What's more, Lincoln was in the middle of a war, and even our Founders clearly understood that occasionally, desperate times call for desperate measures.  We're in several wars too, except that the ruling Democrats have said for years that we aren't actually in a real war so they can't use this excuse.

Would being abruptly forced to live within our means dump us into anarchy?  Of course not.  Cutting spending by 30% would put us back at the  spending levels of 2002, a time when nobody starved, most poor people had air conditioning, and the Federal government still reigned supreme.
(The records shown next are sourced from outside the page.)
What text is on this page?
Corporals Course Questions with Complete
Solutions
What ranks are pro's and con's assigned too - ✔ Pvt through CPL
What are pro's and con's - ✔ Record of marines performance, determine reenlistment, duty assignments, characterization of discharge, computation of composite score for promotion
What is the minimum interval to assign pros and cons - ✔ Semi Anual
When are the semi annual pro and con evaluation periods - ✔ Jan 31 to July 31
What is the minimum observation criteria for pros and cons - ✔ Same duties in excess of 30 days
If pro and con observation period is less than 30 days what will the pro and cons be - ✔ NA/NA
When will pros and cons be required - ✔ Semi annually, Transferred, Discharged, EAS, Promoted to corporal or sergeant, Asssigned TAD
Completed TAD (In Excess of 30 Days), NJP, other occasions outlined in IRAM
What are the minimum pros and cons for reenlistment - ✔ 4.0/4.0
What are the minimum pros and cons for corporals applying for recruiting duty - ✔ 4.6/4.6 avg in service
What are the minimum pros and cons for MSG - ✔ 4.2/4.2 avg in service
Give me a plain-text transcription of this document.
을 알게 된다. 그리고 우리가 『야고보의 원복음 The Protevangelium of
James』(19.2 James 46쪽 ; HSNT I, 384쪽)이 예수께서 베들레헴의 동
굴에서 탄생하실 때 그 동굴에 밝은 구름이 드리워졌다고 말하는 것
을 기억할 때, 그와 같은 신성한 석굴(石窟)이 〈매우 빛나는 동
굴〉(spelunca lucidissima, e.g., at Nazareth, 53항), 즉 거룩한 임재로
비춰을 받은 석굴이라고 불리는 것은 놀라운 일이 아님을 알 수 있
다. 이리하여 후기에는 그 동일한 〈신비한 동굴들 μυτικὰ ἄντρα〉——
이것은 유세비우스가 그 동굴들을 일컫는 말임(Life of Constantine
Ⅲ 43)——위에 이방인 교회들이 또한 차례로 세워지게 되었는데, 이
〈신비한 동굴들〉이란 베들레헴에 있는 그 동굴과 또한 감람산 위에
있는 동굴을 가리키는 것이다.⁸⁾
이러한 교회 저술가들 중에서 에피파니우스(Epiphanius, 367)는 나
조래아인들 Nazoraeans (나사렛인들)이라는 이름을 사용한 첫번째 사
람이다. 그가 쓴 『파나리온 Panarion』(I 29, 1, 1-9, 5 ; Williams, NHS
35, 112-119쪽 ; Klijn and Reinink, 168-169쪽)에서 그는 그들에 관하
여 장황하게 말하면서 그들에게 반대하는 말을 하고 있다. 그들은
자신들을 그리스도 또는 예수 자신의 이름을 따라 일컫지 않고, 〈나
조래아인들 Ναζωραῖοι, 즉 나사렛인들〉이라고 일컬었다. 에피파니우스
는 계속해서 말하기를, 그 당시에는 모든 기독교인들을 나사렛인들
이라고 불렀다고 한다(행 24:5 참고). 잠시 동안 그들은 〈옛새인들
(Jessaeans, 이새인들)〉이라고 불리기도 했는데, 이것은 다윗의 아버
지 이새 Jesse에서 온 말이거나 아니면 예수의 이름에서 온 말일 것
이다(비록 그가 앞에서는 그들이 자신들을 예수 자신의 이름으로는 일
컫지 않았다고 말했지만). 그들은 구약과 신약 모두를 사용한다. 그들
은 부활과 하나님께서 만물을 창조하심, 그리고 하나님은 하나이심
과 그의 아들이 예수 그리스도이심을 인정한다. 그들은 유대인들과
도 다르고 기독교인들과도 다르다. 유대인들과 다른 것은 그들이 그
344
The Times continues with their tired old argument that only government spending can rescue the economy, completely disregarding the job-destroying effects of Mr. Obama's regulations and programs.  It doesn't seem to occur to them that if Mr. Obama disregarded the laws which were passed by the Senate and the House of Representatives and signed into law, he'd be taking power as an unlimited tyrant.

We've argued that if government can require us to buy health insurance to their specifications, there's no limit to what government can require of us.  If Mr. Obama can break the law and issue billions in new debt, what can't he do?  All power would reside in him.

When all power passes to a single man, we have a tyranny which is neither a democracy nor a republic.  Is this what the Times really wants? Someday they'll disagree with His Imperial Majesty and learn too late the error of their ways.